I love the work of Robert Frost. It probably comes from my New England roots. The pictures that Frost paints with his poetry bring back so many vivid images from growing up in rural New Hampshire.
I own many Frost first editions, and a beautiful portrait of America’s Poet Laurette by renowned photographer Lotte Jacobi (signed by both of them) is one of my prized possessions. So when this bit of news filtered down to me, you now can understand why it got my attention.
The Homer Noble Farm in Ripton, Vermont, where Frost spent more than 20 summers before his death in 1963, was vandalized by a bunch of idiots in December of last year. A 17-year-old former Middlebury College employee decided to hold a party and gave a friend $100 to buy beer. Word spread. Up to 50 people descended on the farm, the revelry turning destructive after a chair broke and someone threw it into the fireplace. When it was over, windows, antiques and china had been broken, fire extinguishers discharged, and carpeting soiled with vomit and urine.

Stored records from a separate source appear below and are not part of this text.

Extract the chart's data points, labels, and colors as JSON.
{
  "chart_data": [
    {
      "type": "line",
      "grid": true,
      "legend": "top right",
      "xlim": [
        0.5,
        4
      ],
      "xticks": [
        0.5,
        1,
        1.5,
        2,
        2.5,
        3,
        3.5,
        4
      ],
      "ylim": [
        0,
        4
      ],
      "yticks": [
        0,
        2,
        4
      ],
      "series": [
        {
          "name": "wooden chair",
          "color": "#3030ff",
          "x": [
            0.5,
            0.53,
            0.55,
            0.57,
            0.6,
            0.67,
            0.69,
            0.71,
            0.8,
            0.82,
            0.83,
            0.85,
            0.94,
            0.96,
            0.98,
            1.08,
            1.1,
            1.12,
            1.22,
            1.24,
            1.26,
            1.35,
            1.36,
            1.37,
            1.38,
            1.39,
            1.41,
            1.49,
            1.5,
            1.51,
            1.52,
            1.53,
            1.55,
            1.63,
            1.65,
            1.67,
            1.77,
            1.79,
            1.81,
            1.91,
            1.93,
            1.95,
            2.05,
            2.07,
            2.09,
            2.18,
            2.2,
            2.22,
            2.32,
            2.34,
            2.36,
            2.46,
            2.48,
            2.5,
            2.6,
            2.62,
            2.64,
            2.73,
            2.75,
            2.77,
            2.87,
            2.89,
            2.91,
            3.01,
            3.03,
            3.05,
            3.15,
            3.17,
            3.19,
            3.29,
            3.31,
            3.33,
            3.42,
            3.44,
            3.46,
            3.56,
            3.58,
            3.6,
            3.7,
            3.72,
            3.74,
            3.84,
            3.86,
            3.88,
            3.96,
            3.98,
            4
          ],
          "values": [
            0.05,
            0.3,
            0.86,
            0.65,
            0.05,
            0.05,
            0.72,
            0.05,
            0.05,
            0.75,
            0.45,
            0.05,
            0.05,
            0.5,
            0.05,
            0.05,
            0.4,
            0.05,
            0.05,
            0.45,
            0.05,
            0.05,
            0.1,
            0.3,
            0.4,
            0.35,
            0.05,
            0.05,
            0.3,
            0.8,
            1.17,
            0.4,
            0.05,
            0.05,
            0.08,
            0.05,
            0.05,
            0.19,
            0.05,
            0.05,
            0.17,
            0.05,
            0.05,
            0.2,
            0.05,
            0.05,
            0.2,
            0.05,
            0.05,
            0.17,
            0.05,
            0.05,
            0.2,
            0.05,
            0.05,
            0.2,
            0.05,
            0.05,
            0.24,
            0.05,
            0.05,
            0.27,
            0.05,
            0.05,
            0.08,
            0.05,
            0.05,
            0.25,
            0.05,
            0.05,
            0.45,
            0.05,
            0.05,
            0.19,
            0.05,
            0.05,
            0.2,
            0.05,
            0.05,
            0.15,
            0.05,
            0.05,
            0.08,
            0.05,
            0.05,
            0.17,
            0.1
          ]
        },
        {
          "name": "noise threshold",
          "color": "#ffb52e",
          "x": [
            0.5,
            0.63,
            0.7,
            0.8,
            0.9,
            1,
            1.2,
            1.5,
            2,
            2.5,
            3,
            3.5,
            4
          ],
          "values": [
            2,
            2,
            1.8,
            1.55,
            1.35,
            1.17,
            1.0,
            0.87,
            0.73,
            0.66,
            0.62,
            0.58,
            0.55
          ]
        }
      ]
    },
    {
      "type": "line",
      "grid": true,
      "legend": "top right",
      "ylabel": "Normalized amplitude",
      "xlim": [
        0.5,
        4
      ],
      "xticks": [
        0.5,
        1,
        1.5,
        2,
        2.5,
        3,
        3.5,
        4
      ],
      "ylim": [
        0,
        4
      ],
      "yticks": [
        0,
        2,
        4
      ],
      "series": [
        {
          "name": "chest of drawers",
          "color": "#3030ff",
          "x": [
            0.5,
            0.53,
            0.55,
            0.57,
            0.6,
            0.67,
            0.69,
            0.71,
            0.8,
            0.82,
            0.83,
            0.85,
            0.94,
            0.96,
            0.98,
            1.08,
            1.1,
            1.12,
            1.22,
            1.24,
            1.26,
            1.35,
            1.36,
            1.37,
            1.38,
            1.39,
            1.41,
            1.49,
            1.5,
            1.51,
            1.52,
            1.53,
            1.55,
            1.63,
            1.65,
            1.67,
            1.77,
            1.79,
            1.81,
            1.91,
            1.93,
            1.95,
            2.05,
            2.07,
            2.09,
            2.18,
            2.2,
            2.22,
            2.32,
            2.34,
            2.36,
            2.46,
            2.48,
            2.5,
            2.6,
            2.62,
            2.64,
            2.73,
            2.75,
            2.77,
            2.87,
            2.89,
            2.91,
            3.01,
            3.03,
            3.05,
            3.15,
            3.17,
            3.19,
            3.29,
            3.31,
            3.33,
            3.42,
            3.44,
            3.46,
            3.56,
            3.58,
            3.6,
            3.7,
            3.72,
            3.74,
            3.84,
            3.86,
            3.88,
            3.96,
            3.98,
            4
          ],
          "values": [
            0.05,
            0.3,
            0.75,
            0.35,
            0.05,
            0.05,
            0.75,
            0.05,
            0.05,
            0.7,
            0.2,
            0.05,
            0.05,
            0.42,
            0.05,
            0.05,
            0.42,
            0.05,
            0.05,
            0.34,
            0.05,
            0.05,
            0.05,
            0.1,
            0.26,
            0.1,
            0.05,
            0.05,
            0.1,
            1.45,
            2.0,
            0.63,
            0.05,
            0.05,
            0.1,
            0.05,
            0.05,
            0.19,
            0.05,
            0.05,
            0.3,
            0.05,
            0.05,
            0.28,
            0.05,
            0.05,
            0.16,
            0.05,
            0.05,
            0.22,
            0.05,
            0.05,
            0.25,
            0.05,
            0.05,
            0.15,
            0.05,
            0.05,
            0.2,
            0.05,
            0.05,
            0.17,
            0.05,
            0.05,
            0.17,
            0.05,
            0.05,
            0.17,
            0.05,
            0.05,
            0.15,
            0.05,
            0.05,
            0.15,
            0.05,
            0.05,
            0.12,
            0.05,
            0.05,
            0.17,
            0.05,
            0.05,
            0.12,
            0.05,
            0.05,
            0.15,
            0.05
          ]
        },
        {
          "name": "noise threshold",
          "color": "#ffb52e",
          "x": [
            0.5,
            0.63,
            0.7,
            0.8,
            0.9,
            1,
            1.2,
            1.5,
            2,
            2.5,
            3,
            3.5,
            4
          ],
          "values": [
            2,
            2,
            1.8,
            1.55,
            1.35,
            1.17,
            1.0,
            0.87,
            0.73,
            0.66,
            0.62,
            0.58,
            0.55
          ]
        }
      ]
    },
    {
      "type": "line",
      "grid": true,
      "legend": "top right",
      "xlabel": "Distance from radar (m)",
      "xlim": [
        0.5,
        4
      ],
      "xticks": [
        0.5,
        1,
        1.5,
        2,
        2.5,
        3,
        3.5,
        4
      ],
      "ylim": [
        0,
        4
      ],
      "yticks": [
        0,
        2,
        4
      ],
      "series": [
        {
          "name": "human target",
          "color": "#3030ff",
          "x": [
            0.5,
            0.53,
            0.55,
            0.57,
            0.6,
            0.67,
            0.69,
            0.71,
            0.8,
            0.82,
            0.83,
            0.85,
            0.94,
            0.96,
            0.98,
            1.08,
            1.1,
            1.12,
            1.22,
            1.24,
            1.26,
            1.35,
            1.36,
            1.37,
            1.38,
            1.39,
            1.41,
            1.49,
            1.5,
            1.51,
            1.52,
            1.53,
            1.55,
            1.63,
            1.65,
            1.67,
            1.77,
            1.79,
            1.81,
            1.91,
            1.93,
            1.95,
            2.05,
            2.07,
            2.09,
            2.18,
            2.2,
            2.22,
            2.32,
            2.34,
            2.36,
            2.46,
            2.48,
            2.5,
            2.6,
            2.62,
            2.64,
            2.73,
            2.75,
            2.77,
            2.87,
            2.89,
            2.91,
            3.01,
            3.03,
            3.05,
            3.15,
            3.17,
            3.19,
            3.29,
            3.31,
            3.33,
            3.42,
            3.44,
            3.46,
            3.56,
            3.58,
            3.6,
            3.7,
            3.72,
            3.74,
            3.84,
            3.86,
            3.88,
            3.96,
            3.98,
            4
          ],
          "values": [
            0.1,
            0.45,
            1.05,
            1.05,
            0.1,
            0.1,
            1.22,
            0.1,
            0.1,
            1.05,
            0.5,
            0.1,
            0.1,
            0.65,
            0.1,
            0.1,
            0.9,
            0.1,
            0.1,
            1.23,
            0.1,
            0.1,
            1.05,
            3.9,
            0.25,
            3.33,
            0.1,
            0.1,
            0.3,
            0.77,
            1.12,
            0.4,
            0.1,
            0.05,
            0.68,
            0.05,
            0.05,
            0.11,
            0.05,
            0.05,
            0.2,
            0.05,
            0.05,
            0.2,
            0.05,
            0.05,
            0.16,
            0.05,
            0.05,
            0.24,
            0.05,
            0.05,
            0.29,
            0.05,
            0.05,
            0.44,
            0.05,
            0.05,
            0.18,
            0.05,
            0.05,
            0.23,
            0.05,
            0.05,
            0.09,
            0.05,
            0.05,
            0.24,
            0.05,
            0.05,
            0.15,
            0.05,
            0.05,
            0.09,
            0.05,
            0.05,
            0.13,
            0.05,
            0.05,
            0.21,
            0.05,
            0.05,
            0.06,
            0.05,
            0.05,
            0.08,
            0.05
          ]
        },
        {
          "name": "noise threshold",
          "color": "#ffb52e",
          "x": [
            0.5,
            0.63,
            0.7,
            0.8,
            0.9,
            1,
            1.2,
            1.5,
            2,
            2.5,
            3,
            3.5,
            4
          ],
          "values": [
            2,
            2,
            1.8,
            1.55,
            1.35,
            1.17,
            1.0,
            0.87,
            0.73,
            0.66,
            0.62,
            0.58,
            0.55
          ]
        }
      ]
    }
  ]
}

Empty beer cans and drug paraphernalia were left behind. The damage was put at $10,600.
Twenty-eight people — all but two of them teenagers — were charged. You’ll never believe their sentence…
Twenty-five of them agreed to undergo two sessions with a Middlebury College professor of poetry and Frost biographer. Jay Parini discussed Frost’s poems “The Road Not Taken” and “Out, Out” seizing on parts with particular relevance to draw parallels to their case.
“Two roads diverged in a yellow wood,” he thundered, reciting the opening line of the first poem, which he called symbolic of the need to make choices in life.
“This is where Frost is relevant. This is the irony of this whole thing. You come to a path in the woods where you can say, ‘Shall I go to this party and get drunk out of my mind?”’ he said. “Everything in life is choices.”
Even the setting had parallels, he said:
“Believe me, if you’re a teenager, you’re always in the damned woods. Literally, you’re in the woods — probably too much you’re in the woods. And metaphorically you’re in the woods, in your life. Look at you here, in court diversion! If that isn’t ‘in the woods,’ what the hell is ‘in the woods’? You’re in the woods!”
The ending to this poem is so great…
I shall be telling this with a sigh
Somewhere ages and ages hence:
two roads diverged in a wood, and I —
I took the one less traveled by,
And that has made all the difference.
I hope for these kids — and for you and me — we choose wisely.
dumb teens. see this is what happens when kids don’t get a proper education in great literature.